Curative therapies still do not exist for most CNS diseases but gene therapy is a promising new approach. We propose that it will be possible to modify brain function and pathophysiology by targeted delivery of specific curative factors to selected populations of brain cells that are affected by disease. This opens the door for effective treatment regimes, which can be tailored to individual patients needs. However, currently available gene transfer vectors have limitations regarding safety and efficacy, as they do not allow for targeting of specific populations of neurons or glia or regulation of transgene expression.
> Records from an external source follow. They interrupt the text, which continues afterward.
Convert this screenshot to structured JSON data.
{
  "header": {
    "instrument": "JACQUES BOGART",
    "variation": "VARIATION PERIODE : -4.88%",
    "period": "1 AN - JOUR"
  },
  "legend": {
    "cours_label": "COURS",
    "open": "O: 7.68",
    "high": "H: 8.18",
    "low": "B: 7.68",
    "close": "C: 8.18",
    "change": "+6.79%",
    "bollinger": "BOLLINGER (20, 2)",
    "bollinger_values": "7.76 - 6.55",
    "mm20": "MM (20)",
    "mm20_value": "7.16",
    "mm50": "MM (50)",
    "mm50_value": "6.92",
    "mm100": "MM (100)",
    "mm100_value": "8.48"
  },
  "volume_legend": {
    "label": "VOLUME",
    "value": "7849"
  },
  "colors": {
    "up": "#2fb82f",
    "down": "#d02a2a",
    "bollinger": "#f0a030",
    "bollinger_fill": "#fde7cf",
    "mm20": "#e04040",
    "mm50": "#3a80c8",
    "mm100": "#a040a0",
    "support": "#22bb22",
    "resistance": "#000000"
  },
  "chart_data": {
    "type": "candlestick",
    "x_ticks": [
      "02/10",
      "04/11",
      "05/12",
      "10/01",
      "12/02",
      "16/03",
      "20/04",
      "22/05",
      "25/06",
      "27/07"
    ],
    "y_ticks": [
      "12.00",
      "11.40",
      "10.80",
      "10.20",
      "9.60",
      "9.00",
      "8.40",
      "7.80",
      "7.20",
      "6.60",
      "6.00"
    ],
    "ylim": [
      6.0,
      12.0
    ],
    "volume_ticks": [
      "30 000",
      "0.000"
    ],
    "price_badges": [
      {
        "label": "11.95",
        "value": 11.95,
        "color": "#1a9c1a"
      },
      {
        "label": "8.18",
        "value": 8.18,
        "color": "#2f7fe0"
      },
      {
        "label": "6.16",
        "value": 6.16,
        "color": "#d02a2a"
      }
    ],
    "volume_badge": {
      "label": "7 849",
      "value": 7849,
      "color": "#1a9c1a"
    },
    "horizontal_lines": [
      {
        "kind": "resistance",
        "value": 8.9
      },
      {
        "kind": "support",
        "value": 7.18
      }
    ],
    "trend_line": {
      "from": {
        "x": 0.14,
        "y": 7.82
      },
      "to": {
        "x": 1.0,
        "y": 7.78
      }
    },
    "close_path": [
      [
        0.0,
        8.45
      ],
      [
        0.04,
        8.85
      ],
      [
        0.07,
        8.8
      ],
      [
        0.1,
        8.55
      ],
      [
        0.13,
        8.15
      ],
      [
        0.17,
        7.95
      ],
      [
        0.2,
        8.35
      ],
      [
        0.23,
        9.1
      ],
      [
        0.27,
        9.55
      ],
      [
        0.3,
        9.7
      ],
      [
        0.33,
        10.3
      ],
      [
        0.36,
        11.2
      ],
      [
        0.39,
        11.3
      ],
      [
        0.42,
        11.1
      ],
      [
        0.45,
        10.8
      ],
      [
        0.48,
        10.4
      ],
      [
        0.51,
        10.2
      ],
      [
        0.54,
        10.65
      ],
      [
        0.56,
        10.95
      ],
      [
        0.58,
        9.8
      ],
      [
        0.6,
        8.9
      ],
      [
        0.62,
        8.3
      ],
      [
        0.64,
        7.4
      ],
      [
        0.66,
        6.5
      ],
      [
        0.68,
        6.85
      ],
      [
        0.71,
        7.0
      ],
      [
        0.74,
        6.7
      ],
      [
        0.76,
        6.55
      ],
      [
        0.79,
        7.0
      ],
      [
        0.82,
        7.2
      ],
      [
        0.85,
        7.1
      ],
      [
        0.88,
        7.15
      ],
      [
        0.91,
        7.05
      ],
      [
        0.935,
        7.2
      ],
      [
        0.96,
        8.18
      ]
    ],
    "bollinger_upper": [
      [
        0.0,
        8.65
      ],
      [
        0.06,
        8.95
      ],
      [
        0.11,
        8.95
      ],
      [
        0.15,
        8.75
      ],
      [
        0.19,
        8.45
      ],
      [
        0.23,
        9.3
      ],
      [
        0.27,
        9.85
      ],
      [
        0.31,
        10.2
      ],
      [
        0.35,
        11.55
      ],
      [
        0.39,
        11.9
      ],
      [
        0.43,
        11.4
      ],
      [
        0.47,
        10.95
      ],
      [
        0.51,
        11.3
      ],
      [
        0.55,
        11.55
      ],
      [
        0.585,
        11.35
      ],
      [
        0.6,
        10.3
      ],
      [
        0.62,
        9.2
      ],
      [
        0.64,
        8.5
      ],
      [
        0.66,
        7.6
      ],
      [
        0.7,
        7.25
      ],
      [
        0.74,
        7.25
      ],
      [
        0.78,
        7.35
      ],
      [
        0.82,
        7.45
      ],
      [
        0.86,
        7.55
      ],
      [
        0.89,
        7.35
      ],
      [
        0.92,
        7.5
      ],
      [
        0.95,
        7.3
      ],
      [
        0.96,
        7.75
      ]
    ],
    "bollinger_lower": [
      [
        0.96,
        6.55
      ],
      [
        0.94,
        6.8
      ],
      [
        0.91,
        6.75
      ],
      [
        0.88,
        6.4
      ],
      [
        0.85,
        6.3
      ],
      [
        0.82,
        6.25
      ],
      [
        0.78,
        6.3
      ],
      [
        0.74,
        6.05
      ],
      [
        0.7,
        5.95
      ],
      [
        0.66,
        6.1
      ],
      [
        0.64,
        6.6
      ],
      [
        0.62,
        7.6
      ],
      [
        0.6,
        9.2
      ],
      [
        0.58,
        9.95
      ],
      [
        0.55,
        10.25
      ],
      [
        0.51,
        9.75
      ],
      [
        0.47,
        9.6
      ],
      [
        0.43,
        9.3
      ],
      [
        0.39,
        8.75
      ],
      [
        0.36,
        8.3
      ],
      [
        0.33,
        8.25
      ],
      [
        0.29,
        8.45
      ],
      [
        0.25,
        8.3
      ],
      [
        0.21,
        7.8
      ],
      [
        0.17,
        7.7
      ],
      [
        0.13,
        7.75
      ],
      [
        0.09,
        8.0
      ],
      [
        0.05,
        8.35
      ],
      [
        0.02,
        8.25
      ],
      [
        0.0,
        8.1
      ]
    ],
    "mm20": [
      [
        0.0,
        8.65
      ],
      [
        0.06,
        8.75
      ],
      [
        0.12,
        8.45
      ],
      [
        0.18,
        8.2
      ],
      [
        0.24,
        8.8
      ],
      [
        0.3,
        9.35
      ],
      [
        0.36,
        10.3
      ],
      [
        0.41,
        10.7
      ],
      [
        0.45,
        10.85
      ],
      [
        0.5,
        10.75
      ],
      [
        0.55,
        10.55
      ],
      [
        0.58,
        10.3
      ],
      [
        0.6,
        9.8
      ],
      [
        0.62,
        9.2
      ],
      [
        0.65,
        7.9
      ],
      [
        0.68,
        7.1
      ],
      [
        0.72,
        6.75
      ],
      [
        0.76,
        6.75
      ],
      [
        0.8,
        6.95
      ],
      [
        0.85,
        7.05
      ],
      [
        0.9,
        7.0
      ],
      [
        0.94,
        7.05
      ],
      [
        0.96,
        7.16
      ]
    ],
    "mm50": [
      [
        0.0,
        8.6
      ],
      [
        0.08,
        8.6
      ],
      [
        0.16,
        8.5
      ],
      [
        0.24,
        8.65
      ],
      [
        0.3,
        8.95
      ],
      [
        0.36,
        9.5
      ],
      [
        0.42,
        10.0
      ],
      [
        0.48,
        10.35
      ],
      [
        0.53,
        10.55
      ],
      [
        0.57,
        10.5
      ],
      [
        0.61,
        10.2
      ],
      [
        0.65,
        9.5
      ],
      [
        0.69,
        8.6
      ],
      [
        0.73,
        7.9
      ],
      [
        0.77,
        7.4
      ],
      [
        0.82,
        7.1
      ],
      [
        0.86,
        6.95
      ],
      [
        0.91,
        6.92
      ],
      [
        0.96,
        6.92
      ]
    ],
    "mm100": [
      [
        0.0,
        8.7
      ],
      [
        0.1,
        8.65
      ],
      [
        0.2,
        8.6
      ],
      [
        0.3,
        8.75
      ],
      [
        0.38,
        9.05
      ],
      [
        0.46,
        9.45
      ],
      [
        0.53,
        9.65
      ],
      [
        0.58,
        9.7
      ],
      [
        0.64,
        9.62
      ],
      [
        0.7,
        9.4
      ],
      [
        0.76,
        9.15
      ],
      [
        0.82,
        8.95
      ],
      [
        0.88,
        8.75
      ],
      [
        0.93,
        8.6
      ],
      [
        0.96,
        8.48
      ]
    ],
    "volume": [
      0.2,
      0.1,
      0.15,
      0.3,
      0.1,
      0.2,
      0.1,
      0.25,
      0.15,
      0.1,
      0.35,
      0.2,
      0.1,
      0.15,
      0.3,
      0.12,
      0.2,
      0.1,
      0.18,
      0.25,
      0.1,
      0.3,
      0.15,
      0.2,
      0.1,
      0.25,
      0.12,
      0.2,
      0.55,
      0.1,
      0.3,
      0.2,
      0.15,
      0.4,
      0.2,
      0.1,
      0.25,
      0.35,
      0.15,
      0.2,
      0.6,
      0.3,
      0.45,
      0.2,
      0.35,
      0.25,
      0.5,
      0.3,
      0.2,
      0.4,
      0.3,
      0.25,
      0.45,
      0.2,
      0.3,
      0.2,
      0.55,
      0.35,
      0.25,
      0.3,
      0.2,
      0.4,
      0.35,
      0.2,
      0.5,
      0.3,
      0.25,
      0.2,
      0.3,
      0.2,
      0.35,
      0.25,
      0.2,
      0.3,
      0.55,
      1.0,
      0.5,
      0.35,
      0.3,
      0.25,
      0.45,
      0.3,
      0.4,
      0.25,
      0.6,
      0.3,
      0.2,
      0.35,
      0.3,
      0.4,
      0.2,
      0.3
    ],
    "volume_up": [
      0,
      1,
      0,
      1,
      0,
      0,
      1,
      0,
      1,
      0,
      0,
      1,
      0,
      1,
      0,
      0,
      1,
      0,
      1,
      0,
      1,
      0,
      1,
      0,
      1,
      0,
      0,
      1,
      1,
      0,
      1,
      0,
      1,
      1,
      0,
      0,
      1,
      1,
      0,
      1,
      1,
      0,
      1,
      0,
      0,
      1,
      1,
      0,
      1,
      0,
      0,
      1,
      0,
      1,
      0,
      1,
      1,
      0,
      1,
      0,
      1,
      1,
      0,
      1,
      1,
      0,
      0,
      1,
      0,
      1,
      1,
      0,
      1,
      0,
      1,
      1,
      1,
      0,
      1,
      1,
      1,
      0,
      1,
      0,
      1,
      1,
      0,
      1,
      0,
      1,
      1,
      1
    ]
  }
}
The NEUGENE consortium has been founded by leading European scientists from academia and industry to overcome these limitations. The consortium will develop Adeno-associated virus (AAV) and Lentivirus (LV) - based tools for targeted and regulated gene transfer into different populations of CNS cells. The consortium will provide a selection of vectors that are optimized for different therapeutic approaches, e.g. regulated expression of neurotrophic factors or manipulation of neurotransmitter synthesis in specific neurons.

NEUGENE has three major goals: 1) targeting gene transfer vectors to specific populations of neurons and glia, by transcriptional regulation and miRNA-mediated de-targeting and by exploiting the cell-specific tropism of novel types of viral vectors, 2) tight control over expression levels of therapeutic genes by using regulated systems based on different principles, and 3) establishing the safety of the novel vector tools.

NEUGENE will verify the functional efficacy of the novel CNS gene transfer tools in a well-established animal model of Parkinson's Disease (PD). This disorder affects over 1.000.000 Europeans and is increasing in prevalence with the aging population. Importantly,  principles and mechanisms developed and evaluated within the consortium will also be of direct relevance for gene therapy of many other brain disorders.